After she had searched in the holdall, Molly lifted Jane’s legs by the ankles, like a blacksmith would shoe a mare, and tried to coax each foot into the knickers. Jane stood on her two flat feet with the knickers around her ankles.
And she sang
And she sang
Michal and Molly up a tree, k-i-s-s-i-n-g
‘Here and there and everywhere, here and there and everywhere,’ to the tune of ‘God Save the Queen’. Jane then leaned in and hugged Molly Zane so ferociously that Jane tumbled forwards up and off her bed, knocking Molly off balance, both of them falling hard onto the windowsill, Molly first, but she held Jane tight like a rugby ball. Wallop. The sheet of glass fell out from its putty and dropped to the ground, smashing and shattering into bright confetti.

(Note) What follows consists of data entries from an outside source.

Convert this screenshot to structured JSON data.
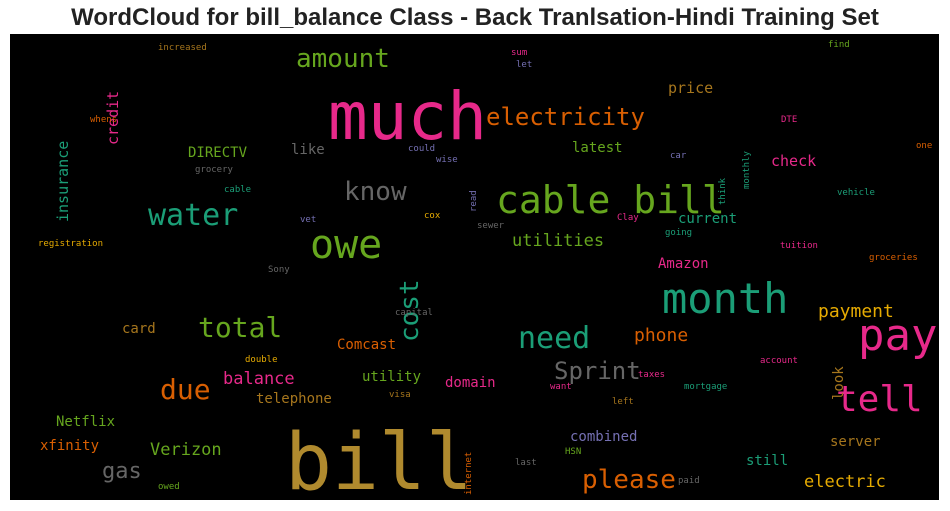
{
  "title": "WordCloud for bill_balance Class - Back Tranlsation-Hindi Training Set",
  "words": [
    {
      "text": "bill",
      "color": "#b08a2e"
    },
    {
      "text": "much",
      "color": "#e7298a"
    },
    {
      "text": "month",
      "color": "#1b9e77"
    },
    {
      "text": "pay",
      "color": "#e7298a"
    },
    {
      "text": "cable bill",
      "color": "#66a61e"
    },
    {
      "text": "owe",
      "color": "#66a61e"
    },
    {
      "text": "tell",
      "color": "#e7298a"
    },
    {
      "text": "water",
      "color": "#1b9e77"
    },
    {
      "text": "need",
      "color": "#1b9e77"
    },
    {
      "text": "total",
      "color": "#66a61e"
    },
    {
      "text": "know",
      "color": "#666666"
    },
    {
      "text": "amount",
      "color": "#66a61e"
    },
    {
      "text": "electricity",
      "color": "#d95f02"
    },
    {
      "text": "cost",
      "color": "#1b9e77"
    },
    {
      "text": "due",
      "color": "#d95f02"
    },
    {
      "text": "please",
      "color": "#d95f02"
    },
    {
      "text": "Sprint",
      "color": "#666666"
    },
    {
      "text": "utilities",
      "color": "#66a61e"
    },
    {
      "text": "payment",
      "color": "#e6ab02"
    },
    {
      "text": "phone",
      "color": "#d95f02"
    },
    {
      "text": "balance",
      "color": "#e7298a"
    },
    {
      "text": "gas",
      "color": "#666666"
    },
    {
      "text": "Verizon",
      "color": "#66a61e"
    },
    {
      "text": "electric",
      "color": "#e6ab02"
    },
    {
      "text": "price",
      "color": "#a6761d"
    },
    {
      "text": "insurance",
      "color": "#1b9e77"
    },
    {
      "text": "credit",
      "color": "#e7298a"
    },
    {
      "text": "DIRECTV",
      "color": "#66a61e"
    },
    {
      "text": "like",
      "color": "#666666"
    },
    {
      "text": "latest",
      "color": "#66a61e"
    },
    {
      "text": "check",
      "color": "#e7298a"
    },
    {
      "text": "current",
      "color": "#1b9e77"
    },
    {
      "text": "Amazon",
      "color": "#e7298a"
    },
    {
      "text": "card",
      "color": "#a6761d"
    },
    {
      "text": "Comcast",
      "color": "#d95f02"
    },
    {
      "text": "look",
      "color": "#a6761d"
    },
    {
      "text": "utility",
      "color": "#66a61e"
    },
    {
      "text": "domain",
      "color": "#e7298a"
    },
    {
      "text": "telephone",
      "color": "#a6761d"
    },
    {
      "text": "Netflix",
      "color": "#66a61e"
    },
    {
      "text": "xfinity",
      "color": "#d95f02"
    },
    {
      "text": "combined",
      "color": "#7570b3"
    },
    {
      "text": "server",
      "color": "#a6761d"
    },
    {
      "text": "still",
      "color": "#1b9e77"
    },
    {
      "text": "increased",
      "color": "#a6761d"
    },
    {
      "text": "sum",
      "color": "#e7298a"
    },
    {
      "text": "let",
      "color": "#7570b3"
    },
    {
      "text": "find",
      "color": "#66a61e"
    },
    {
      "text": "whens",
      "color": "#d95f02"
    },
    {
      "text": "DTE",
      "color": "#e7298a"
    },
    {
      "text": "monthly",
      "color": "#1b9e77"
    },
    {
      "text": "one",
      "color": "#d95f02"
    },
    {
      "text": "could",
      "color": "#7570b3"
    },
    {
      "text": "wise",
      "color": "#7570b3"
    },
    {
      "text": "car",
      "color": "#7570b3"
    },
    {
      "text": "grocery",
      "color": "#666666"
    },
    {
      "text": "read",
      "color": "#7570b3"
    },
    {
      "text": "think",
      "color": "#1b9e77"
    },
    {
      "text": "cable",
      "color": "#1b9e77"
    },
    {
      "text": "vehicle",
      "color": "#1b9e77"
    },
    {
      "text": "vet",
      "color": "#7570b3"
    },
    {
      "text": "cox",
      "color": "#e6ab02"
    },
    {
      "text": "Clay",
      "color": "#e7298a"
    },
    {
      "text": "sewer",
      "color": "#666666"
    },
    {
      "text": "going",
      "color": "#1b9e77"
    },
    {
      "text": "registration",
      "color": "#e6ab02"
    },
    {
      "text": "tuition",
      "color": "#e7298a"
    },
    {
      "text": "Sony",
      "color": "#666666"
    },
    {
      "text": "groceries",
      "color": "#d95f02"
    },
    {
      "text": "capital",
      "color": "#666666"
    },
    {
      "text": "double",
      "color": "#e6ab02"
    },
    {
      "text": "taxes",
      "color": "#e7298a"
    },
    {
      "text": "account",
      "color": "#e7298a"
    },
    {
      "text": "want",
      "color": "#e7298a"
    },
    {
      "text": "mortgage",
      "color": "#1b9e77"
    },
    {
      "text": "visa",
      "color": "#a6761d"
    },
    {
      "text": "left",
      "color": "#a6761d"
    },
    {
      "text": "internet",
      "color": "#d95f02"
    },
    {
      "text": "HSN",
      "color": "#66a61e"
    },
    {
      "text": "last",
      "color": "#666666"
    },
    {
      "text": "owed",
      "color": "#66a61e"
    },
    {
      "text": "paid",
      "color": "#666666"
    }
  ]
}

The two women clung to one another.
Chapter 22
It was pitch dark outside. It took ninety seconds to move everything from the Ward under the big lights. Except Hegs and Jane. He was too unstable to move anywhere, and she was being sedated. There was a hollowing wind coming in through the open pane. The Ward was finally officially deadly dangerous.

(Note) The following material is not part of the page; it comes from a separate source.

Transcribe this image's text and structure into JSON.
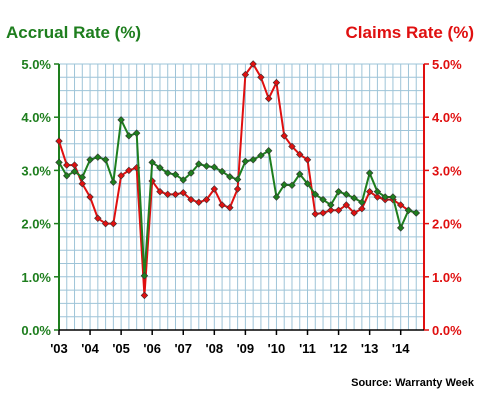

I don’t remember who packed my bags. I don’t remember who swarmed in to move us all. I don’t remember if by then, I looked more like the guy from The White Stripes or Patti Smith or still Michael Keaton. I resolved not to look in mirrors any more.
Off
in a tiny side room, Alex wasn’t giving up, as he tried to serve out the hot food with a spatula thing and pour red wine into plastic cups. I wasn’t sure of the timing, but it was impulsive and this excited me.
‘Fucking hell, it’s not safe here.’ Alex was flustered, his eyes darting around the tiny room. ‘What the fuck’s a colposcopy?’ he said as he read the health posters and warnings on the wall. His hands were shaking and he drank from the cup.

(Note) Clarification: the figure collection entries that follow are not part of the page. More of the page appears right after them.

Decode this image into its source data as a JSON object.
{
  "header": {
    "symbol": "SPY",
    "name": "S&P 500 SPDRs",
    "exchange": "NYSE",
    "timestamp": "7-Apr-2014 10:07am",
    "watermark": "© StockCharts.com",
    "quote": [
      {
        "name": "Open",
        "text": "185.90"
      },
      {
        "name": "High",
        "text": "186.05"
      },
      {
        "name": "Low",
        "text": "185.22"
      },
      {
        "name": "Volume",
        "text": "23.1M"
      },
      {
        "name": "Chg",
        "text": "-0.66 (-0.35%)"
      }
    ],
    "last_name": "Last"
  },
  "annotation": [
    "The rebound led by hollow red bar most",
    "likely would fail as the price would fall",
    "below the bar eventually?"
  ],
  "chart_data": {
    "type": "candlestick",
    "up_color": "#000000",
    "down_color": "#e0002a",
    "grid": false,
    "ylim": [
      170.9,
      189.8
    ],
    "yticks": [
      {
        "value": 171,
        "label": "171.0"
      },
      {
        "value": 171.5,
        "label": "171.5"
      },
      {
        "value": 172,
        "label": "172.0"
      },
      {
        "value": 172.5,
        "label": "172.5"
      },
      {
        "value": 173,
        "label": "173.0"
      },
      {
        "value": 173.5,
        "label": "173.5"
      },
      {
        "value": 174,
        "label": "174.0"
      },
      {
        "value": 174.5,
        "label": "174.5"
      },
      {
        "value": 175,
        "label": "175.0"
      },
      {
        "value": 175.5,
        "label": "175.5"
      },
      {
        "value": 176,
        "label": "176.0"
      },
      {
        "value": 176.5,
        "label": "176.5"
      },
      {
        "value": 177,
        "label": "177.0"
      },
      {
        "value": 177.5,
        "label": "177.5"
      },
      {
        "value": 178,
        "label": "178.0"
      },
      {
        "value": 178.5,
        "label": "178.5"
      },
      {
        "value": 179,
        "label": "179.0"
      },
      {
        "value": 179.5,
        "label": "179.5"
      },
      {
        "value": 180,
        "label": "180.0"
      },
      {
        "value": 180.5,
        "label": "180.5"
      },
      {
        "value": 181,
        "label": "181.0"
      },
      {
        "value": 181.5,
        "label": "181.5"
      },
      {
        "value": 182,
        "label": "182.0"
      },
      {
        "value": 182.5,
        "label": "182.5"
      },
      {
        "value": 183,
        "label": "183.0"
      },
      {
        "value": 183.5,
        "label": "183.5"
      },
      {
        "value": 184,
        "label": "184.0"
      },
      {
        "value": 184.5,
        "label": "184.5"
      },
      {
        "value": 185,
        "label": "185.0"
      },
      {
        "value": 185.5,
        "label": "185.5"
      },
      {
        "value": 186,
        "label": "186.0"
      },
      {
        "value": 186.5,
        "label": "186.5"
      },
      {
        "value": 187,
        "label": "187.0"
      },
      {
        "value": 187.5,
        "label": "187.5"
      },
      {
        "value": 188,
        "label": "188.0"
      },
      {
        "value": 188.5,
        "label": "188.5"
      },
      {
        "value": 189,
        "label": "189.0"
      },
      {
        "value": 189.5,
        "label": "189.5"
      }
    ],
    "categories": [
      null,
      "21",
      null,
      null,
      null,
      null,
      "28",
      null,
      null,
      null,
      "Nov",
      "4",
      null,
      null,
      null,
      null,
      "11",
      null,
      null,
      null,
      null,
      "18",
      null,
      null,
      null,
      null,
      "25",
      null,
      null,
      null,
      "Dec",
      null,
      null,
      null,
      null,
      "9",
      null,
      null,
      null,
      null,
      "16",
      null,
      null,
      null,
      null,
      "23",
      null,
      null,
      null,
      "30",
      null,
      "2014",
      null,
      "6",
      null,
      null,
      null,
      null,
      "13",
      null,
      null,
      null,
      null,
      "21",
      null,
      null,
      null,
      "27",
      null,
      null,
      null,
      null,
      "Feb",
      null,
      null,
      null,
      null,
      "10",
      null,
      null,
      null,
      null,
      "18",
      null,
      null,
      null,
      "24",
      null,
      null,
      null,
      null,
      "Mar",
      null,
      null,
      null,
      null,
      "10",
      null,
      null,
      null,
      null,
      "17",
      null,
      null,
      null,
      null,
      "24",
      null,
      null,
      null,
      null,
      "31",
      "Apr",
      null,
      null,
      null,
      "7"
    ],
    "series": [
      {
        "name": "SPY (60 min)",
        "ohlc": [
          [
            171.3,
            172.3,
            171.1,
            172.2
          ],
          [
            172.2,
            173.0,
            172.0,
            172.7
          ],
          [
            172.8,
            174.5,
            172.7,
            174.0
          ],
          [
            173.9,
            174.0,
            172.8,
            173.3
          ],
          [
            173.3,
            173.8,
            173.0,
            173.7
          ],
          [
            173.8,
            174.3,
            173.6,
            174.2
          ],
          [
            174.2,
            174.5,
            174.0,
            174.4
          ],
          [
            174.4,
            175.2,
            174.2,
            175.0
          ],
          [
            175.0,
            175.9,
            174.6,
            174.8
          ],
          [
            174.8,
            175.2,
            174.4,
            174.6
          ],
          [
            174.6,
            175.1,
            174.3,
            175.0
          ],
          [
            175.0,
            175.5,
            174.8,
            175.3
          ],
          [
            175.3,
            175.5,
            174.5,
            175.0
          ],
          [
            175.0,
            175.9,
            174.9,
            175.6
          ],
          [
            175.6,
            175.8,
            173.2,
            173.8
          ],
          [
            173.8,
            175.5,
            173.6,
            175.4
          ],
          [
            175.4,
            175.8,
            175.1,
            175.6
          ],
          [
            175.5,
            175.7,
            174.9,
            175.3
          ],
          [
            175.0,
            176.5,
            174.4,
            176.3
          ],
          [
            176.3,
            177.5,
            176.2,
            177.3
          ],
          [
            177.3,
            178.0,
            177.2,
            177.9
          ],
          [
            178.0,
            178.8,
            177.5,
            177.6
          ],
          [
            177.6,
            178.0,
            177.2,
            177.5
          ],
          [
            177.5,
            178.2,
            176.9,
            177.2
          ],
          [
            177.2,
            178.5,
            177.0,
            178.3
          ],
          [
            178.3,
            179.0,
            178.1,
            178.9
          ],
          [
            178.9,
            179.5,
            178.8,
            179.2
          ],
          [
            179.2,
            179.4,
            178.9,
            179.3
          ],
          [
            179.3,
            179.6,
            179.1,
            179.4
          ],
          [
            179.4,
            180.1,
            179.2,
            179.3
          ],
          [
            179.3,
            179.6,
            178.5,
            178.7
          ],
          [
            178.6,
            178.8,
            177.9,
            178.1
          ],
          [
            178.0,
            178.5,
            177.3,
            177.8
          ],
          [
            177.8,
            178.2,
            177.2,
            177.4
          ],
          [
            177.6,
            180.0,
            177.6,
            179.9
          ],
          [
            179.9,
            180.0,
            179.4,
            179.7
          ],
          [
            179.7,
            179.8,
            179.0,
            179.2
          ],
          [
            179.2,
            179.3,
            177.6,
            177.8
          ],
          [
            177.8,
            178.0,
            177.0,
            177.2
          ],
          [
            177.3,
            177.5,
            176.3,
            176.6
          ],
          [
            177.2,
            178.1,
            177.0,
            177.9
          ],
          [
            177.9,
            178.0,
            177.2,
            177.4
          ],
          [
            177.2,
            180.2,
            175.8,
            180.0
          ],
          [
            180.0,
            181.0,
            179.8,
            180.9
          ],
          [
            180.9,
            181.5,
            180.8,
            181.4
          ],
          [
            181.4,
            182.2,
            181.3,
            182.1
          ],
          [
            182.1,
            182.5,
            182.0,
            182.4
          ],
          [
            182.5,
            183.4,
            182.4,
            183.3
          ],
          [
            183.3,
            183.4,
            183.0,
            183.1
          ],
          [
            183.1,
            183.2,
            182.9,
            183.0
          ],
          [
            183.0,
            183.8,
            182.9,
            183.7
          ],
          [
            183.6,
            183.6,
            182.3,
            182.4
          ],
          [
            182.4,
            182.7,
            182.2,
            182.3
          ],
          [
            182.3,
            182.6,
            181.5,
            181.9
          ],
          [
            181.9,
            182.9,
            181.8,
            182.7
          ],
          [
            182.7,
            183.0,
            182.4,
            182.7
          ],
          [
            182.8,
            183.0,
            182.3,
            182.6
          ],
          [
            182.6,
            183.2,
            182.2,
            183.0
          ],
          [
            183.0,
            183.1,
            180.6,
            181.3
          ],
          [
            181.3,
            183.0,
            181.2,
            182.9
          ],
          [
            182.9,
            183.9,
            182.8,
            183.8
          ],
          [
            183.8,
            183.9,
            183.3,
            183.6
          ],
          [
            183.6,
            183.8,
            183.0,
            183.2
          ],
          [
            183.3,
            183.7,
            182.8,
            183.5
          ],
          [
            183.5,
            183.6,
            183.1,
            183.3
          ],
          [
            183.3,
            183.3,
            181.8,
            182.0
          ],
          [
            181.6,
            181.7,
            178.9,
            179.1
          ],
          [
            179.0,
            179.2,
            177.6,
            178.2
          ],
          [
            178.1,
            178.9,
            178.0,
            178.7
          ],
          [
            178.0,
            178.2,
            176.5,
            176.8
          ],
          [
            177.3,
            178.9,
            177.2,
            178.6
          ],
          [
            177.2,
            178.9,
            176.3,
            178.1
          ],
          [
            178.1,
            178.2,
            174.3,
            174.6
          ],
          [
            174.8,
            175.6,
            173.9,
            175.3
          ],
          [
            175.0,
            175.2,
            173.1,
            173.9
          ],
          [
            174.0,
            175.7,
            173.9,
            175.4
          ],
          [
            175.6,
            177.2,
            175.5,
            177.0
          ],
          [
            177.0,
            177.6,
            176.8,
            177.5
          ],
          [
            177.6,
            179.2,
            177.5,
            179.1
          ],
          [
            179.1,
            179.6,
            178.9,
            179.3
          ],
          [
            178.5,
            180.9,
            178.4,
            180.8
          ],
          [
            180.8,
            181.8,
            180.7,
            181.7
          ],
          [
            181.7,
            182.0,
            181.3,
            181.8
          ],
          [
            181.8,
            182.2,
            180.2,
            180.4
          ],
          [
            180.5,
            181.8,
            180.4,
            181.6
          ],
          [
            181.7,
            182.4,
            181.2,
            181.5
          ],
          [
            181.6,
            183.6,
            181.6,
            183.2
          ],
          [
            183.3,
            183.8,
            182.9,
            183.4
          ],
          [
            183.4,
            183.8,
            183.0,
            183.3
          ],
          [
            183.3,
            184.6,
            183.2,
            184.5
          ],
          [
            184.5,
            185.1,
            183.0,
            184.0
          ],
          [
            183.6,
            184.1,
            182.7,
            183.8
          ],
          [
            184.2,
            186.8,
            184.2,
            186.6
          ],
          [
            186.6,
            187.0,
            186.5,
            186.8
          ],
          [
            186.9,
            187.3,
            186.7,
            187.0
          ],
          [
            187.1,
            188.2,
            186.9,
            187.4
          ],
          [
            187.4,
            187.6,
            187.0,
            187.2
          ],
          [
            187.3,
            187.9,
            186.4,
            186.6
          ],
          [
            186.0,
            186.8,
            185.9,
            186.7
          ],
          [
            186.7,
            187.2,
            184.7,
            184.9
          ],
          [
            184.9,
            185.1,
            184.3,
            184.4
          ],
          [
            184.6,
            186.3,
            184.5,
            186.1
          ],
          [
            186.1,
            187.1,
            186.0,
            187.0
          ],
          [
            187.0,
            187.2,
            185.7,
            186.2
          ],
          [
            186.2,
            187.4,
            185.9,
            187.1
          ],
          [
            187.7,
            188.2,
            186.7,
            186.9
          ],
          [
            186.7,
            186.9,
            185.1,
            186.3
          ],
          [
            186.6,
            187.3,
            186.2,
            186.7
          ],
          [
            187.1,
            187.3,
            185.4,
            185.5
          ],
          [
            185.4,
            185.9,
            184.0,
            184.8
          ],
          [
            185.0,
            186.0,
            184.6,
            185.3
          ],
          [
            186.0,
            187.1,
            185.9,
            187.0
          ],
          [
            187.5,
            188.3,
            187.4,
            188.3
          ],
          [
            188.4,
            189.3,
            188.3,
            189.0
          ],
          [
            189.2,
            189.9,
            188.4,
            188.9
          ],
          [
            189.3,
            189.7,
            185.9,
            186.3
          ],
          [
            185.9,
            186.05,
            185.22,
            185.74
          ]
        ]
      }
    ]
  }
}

‘You don’t want to know . . .’ I muttered.
‘Christ. That window,’ he said, interrupting me. ‘It was so clearly . . .’ he trailed off, agitated. ‘Rattling,’ he decided on, his eyes fixed on the soap dispenser that was poorly attached to the wall, lopsided, hairy rawlplugs sticking out.
I had escaped a little, just a little.
‘You look lovely,’ he said, suddenly staring at me. ‘Really lovely.’
‘Here, take this off me.’
We unclipped the wires from the telemetry machine they had brought out with me, Big Brother, and freed the little clips from each of the steel nipples.
‘Are you actually sitting on a commode?’ Alex asked as he circled me for attachments.
‘Yeah,’ I said. ‘Bon appetit!’
We laughed as he started to crunch a poppadum. Then he lifted the bottle of wine, throttled it by the neck and drank straight from it. ‘Ah, here, I can’t do it, Sinéad, I just can’t,’ he said, taking another fast swig. ‘We’re not, well, to be fair, we’re not organised, I’m not that kind of person, you know, that would know what to do . . . it’s terrifying . . . and I need to get you that special bed.’